HK tycoon David Li resists activist investor Elliott's attack on BEA

HK tycoon David Li resists activist investor Elliott's attack on BEA

© Bobby Yip / Reuters

HONG KONG (Reuters) - Bank of East Asia (BEA) shareholders approved all resolutions put at its annual meeting on Friday, rejecting calls by U.S. activist investor Elliott Management Corp to defy the board, although one resolution was not put to the vote, but withdrawn instead.

The shareholder votes on proposals that included renewing some directors' tenures and a mandate to issue new shares pitted the $27 billion hedge fund firm founded by billionaire Paul Singer against BEA's chairman and former politician David Li, whose grandfather founded the bank nearly 100 years ago and whose family is among the Hong Kong's best connected.

BEA said in a securities filing all resolutions were approved, though votes against the renewal of the general mandate to issue new shares were up on last year.

The dispute illustrates the growing tension between minority shareholders in Asia pushing for better returns and transparency and local conglomerates used to running their publicly listed businesses with less scrutiny over corporate governance than is typical in the United States and Europe.

Elliott, a BEA shareholder for five years, has built a 7 percent stake and says the stock's underperformance is down to weak management.

BEA is the last big family-run bank in Hong Kong, but its profitability lags its listed peers, and in February Elliott called for the bank be put up for sale.

Friday's shareholders meeting was the first since that call, and Li, a familiar sight on Hong Kong roads in his Rolls-Royce with its "DL 1" license plate, had said he was prepared for a scrap.

"Elliott is personally challenging me. I will stand up for a good fight," he said at the annual results briefing in February.

However, Li's re-appointment as a director was opposed by 29 percent of shareholders on Friday, which Elliot said was a sign "the current board clearly has no mandate from the company's independent shareholders."

Elliott has a reputation for bitter battles against corporate boards of global companies including South Korea's Samsung Group [SAGR.UL] as well as pursuing governments from Argentina to the Congo for repayments on distressed sovereign bonds.

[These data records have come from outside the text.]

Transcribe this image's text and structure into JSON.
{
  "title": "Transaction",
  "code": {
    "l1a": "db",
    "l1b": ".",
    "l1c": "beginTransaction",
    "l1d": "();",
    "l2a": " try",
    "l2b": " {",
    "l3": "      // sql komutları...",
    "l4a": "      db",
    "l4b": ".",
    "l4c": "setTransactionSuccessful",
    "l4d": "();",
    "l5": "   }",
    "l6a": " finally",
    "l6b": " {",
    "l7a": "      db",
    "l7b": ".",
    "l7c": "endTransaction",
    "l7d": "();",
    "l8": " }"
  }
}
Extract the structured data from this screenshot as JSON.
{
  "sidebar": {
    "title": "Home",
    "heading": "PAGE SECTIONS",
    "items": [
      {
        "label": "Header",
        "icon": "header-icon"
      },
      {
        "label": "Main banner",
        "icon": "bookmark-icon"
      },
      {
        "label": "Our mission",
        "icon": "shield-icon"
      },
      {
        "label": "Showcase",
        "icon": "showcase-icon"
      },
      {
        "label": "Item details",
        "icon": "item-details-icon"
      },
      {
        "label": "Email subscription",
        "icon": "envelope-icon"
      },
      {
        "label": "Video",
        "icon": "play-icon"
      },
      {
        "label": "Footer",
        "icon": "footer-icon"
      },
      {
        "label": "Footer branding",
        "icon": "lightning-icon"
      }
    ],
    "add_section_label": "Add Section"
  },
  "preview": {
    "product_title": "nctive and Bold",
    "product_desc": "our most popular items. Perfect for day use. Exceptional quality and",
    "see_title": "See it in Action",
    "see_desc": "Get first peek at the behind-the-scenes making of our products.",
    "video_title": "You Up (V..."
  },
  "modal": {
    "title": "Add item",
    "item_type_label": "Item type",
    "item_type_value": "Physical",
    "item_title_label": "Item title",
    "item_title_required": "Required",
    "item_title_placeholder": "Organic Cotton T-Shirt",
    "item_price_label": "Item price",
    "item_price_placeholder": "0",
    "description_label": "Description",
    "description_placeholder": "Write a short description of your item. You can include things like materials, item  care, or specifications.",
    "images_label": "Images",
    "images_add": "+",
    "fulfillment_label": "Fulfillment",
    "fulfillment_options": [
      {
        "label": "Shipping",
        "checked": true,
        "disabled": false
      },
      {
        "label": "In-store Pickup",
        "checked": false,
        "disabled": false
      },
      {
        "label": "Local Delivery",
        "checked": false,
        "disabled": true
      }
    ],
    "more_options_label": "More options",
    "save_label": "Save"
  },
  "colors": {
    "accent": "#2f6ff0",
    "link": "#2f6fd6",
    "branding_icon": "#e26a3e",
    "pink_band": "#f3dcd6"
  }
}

Elliott also criticized Li on Friday after he successfully moved a motion to withdraw a special resolution to approve certain amendments to the bank's articles of association, saying the board needed to reconsider the proposals after some shareholders had voiced different views.

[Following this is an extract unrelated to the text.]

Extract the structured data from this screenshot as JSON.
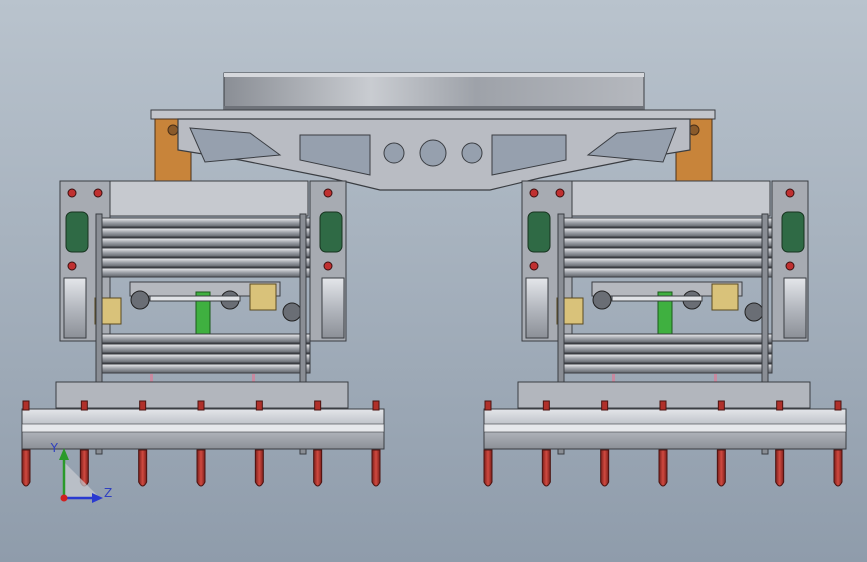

The motion, which was approved with 99.97 percent support at the meeting, would not have any significant impact on the bank's business, BEA said in a statement.

"Management's last-minute decision to recommend a withdrawal of the proposed special resolution to amend the company's articles, rather than risk it being defeated, indicates weakness and poor judgment on the part of management," Elliott responded in a statement of its own issued later on Friday.

The U.S. hedge fund manager has also criticized BEA over last year's issue of new shares to Japan's Sumitomo Mitsui Banking Corp (SMBC), a unit of Sumitomo Mitsui Financial Group Inc .

Some investors and analysts say such share issues dilute the holdings of other investors and are aimed at protecting the Li family's control, while Elliott has been critical of the use of a general mandate to issue new shares to specific shareholders.

On Friday the ordinary resolution to renew the general mandate to allot, issue and deal with additional shares was passed with 69.5 percent of the votes in favor, down from the 72.5 percent approval rating given at last year's meeting.

FAMILY TIES

Though Elliot had the support of proxy adviser Glass Lewis, which called on investors to reject several resolutions at the meeting, the Li family's long standing ties with other big shareholders, including SMBC and Spain's Caixabank SA , which each own about 17 percent of the stock, gave it more than enough backing to pass all resolutions.

The Li family directors hold 7.8 percent.

Elliott is nevertheless in it for the long haul, people familiar with the matter told Reuters.

"The usual cycle is that investors come along, make recommendations, and the mere fact that it's done publicly often is very off-putting to boards, so their initial reaction is to be very defensive and to react against them," said Jamie Allen, secretary general of the Hong Kong-based Asian Corporate Governance Association (ACGA).

"But if the idea is a good one, then quite often the company will start taking them seriously."

BEA managers have said they won't consider a sale of the firm, but its share price has risen by nearly 30 percent since Elliott's call for a sale, to value the bank at nearly $10 billion.

The bank's price-to-book ratio is still only 0.9, however, compared with the average of 1.1 for Hong Kong rivals, according to Thomson Reuters data. It also has among the lowest returns relative to equity and assets of Hong Kong-listed banks.

"The challenge here in Hong Kong and much of Asia is you have family businesses that have a family culture, and their thinking is, 'This is our business. Don't tell us what to do. We set it up,'" said Allen of the ACGA.

"On one level they are family companies, but they're also public companies. That's the challenge. It's very difficult culturally to adapt."